Kadem returned with a tray. He put the teapot on the chest of drawers and poured two steaming glasses of tea. Then, to my surprise, he said, “I loved her the first time I saw her.” (In Kafr Karam, one never spoke of such things.) “I wasn’t yet seven years old. But even at that age, and even though I had no real prospects, I knew we were meant for each other.”
His eyes overflowed with splendid evocations as he pushed a glass in my direction. He was floating on a cloud, his brow smooth and his smile broad. “Every time I heard someone playing a lute, I thought of her. I really believe I wanted to become a musician just so I could sing about her. She was such a marvelous girl, so generous, so humble! With her at my side, I needed nothing else. She was more than I could have ever hoped for.”
A tear threatened to spill out of one eye; he quickly turned his head and pretended to adjust the lid of the teapot. “Well,” he said. “How about a little music?”
“Excellent idea,” I said approvingly, quite relieved.
He rummaged in a drawer and fished out a cassette, which he slipped into the tape player. “Listen to this,” he said.
Once again, it was Fairuz, the diva of the Arab world, performing her unforgettable song “Hand Me the Flute.”
Kadem stretched out on his bed and crossed his legs, still holding the glass of tea in one hand. “Ah!” he exclaimed. “No angel could sing better than that.

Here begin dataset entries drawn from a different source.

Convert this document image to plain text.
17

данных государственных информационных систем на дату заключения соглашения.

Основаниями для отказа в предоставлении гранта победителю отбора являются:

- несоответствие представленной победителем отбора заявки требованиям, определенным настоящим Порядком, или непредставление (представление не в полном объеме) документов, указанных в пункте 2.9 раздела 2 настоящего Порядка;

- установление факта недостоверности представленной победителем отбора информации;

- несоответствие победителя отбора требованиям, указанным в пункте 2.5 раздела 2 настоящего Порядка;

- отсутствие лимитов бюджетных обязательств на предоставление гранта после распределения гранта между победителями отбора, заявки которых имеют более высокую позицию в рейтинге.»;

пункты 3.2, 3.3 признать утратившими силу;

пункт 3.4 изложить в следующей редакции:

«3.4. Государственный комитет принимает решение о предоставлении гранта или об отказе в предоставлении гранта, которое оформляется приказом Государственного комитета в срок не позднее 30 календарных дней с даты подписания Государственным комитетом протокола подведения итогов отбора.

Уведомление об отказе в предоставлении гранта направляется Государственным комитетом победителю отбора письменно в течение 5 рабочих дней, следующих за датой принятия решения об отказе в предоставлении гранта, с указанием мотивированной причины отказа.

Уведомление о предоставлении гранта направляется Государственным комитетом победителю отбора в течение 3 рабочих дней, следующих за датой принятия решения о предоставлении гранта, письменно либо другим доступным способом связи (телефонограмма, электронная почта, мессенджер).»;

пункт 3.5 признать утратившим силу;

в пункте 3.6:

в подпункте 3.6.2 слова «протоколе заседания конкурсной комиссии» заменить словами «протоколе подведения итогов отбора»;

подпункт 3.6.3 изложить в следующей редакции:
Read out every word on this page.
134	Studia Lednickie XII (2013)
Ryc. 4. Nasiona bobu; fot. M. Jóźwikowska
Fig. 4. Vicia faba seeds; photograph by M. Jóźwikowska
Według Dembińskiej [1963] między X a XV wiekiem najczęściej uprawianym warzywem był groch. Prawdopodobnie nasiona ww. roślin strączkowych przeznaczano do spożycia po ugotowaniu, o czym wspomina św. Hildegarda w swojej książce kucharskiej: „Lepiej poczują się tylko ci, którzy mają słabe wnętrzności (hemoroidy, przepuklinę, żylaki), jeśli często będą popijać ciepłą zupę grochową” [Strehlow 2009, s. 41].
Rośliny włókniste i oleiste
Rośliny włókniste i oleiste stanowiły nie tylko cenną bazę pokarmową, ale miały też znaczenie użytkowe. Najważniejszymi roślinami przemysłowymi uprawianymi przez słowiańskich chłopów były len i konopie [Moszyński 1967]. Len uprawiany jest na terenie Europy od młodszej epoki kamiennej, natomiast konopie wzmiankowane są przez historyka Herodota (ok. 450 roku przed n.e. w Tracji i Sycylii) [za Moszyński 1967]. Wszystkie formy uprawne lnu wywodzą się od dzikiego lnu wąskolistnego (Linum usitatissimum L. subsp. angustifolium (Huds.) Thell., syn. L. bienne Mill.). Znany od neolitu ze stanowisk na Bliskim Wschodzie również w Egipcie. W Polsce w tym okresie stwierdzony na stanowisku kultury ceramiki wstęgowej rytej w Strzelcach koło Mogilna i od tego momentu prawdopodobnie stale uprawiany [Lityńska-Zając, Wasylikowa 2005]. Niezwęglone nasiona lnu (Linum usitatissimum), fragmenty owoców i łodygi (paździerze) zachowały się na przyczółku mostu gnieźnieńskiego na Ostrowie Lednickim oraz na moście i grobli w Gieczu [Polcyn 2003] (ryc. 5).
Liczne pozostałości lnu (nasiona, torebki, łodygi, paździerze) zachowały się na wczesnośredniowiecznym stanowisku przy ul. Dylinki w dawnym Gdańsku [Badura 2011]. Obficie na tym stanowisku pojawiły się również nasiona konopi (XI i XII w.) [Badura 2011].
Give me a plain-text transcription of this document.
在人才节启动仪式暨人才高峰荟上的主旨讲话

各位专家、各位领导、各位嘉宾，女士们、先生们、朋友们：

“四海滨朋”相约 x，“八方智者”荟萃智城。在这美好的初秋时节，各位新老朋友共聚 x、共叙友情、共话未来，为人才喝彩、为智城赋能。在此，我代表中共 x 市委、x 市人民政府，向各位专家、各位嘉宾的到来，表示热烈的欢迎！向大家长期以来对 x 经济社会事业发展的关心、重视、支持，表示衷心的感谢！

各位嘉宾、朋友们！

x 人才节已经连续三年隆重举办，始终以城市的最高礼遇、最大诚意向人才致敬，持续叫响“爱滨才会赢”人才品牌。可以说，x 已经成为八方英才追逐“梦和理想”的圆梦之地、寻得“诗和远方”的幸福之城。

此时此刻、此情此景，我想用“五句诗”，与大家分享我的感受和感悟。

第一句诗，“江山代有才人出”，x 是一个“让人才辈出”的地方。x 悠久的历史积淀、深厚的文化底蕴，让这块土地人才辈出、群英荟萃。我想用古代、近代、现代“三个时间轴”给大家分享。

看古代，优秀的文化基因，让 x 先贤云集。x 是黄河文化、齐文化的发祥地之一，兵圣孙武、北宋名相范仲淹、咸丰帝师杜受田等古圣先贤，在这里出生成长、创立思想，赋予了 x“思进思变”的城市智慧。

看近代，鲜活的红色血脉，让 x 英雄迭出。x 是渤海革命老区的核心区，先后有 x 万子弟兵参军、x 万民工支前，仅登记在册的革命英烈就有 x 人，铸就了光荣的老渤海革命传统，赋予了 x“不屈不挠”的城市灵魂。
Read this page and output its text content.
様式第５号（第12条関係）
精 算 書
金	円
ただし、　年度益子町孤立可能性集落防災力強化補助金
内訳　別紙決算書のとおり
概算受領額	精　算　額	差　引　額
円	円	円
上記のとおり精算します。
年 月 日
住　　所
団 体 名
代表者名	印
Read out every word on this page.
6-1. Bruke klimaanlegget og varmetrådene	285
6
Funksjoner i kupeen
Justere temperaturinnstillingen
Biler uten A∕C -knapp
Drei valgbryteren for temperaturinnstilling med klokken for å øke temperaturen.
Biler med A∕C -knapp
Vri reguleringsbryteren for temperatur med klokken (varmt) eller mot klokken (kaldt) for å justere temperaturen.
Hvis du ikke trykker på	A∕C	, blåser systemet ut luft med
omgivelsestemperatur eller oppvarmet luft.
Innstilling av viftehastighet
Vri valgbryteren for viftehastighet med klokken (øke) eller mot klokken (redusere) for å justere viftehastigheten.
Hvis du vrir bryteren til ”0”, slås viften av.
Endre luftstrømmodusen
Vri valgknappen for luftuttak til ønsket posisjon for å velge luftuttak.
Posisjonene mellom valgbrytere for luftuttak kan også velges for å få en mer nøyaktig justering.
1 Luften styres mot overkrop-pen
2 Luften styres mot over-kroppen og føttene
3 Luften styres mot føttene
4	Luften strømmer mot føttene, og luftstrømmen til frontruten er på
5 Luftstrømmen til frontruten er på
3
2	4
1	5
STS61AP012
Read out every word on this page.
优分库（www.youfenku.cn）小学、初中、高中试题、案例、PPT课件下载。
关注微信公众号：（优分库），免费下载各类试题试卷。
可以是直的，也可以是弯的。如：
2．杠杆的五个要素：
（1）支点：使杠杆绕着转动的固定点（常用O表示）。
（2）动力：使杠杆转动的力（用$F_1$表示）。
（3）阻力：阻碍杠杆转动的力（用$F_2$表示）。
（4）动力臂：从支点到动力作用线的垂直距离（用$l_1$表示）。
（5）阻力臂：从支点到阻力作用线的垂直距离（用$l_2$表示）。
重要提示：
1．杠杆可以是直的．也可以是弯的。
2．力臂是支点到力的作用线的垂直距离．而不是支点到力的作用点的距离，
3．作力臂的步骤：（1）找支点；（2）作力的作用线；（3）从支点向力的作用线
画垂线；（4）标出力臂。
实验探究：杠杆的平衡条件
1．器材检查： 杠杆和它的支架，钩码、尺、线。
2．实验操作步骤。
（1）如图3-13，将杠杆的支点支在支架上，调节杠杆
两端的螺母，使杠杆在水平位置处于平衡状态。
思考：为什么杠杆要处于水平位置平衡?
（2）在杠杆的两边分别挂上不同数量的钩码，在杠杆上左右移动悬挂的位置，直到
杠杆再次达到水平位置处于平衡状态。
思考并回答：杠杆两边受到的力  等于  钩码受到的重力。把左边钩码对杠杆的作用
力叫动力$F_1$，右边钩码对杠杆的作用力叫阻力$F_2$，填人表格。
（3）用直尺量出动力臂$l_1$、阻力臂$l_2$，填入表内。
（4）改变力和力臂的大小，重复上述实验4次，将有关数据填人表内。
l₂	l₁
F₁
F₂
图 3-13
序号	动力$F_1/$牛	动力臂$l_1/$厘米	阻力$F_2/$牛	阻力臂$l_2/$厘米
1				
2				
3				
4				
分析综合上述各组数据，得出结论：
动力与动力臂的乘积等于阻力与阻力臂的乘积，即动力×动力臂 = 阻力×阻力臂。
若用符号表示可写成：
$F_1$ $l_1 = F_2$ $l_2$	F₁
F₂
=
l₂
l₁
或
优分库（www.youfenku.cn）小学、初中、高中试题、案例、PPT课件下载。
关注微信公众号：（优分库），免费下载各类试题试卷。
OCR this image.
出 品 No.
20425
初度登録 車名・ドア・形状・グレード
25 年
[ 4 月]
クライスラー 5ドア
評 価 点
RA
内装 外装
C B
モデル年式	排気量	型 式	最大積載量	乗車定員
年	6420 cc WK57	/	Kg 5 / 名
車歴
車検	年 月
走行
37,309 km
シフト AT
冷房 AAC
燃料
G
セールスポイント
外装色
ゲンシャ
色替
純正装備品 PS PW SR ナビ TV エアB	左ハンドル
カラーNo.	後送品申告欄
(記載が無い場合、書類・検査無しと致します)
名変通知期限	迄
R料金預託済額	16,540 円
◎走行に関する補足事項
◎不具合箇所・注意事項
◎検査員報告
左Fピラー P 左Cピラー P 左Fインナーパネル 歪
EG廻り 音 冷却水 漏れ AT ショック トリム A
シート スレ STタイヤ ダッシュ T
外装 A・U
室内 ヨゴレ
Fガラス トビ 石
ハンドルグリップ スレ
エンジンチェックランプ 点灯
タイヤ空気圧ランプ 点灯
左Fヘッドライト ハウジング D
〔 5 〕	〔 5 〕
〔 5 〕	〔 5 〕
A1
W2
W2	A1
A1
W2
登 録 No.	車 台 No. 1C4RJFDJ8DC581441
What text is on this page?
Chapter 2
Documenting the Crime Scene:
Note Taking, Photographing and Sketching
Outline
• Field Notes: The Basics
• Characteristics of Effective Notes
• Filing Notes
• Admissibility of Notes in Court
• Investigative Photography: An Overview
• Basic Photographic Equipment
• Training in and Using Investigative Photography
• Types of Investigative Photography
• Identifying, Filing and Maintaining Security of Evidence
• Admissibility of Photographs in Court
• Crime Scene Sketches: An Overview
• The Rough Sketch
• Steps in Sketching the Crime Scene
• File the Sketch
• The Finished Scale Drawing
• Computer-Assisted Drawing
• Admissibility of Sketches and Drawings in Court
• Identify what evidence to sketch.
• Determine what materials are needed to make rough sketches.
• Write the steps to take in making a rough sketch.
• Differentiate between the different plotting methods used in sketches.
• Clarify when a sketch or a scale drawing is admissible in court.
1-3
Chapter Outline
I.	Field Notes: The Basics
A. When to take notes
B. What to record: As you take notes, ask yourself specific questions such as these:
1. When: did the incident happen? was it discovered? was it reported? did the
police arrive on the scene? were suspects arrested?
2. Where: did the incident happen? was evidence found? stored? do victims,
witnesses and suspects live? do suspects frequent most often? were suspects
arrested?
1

Her voice is like the breath of the cosmos….”
We heard the cassette through to the end, each of us in his own private universe. Street noises and children’s squeals failed to reach us. We flew away with the violins, far, very far from Kafr Karam, far from Yaseen and his outrages. The sun shined its blessings down on us, covering us with gold. The dead woman in the photograph smiled upon us. For a second, I thought I saw her move.
Kadem rolled himself a joint and dragged on it rapturously. He was laughing in silence, beating time with one languorous hand to the singer’s unfaltering rhythm. At the beginning of a refrain, he started singing, too, thrusting out his chest. He had a magnificent voice.
After the Fairuz cassette was over, he put on others, old songs by Abdel Halim Hafez and Abdelwaheb, Ayam and Younes, Najat and other immortal glories of the tarab alarabi.
Night surprised us, completely intoxicated as we were with joints and songs.
The TV that Sayed had donated to the idle youth of Kafr Karam proved to be a poisoned chalice. It brought the village nothing but turmoil and disharmony. Many families owned a television set, but at home, with the father seated on his throne and his eldest son at his right hand, young people kept their comments to themselves. Things were different in the café. You could boo, you could argue about any subject whatsoever, and you could change your mind according to your mood. Sayed had hit the bull’s-eye. Hatred was as contagious as laughter, discussions got out of control, and a gap formed between those who went to the Safir to have fun and those who were there “to learn.” It was the latter whose point of view prevailed. We started concentrating on the national tragedy, all of us together, every step of the way. The sieges of Fallujah and Basra and the bloody raids on other cities made the crowd seethe. The insurgent attacks might horrify us for an instant, but more often than not they aroused our enthusiasm. We applauded the successful ambushes and deplored skirmishes that went wrong. The assembly’s initial delight at Saddam’s fate turned to frustration. In Yaseen’s view, the Rais, trapped like a rat, unrecognizable with his hobo’s beard and his dazed eyes, exposed triumphantly and shamelessly to the world’s cameras, represented the most grievous affront inflicted on the Iraqi people. “By humiliating him like that,” Yaseen declared, “they were holding up every Arab in the world to public opprobrium.”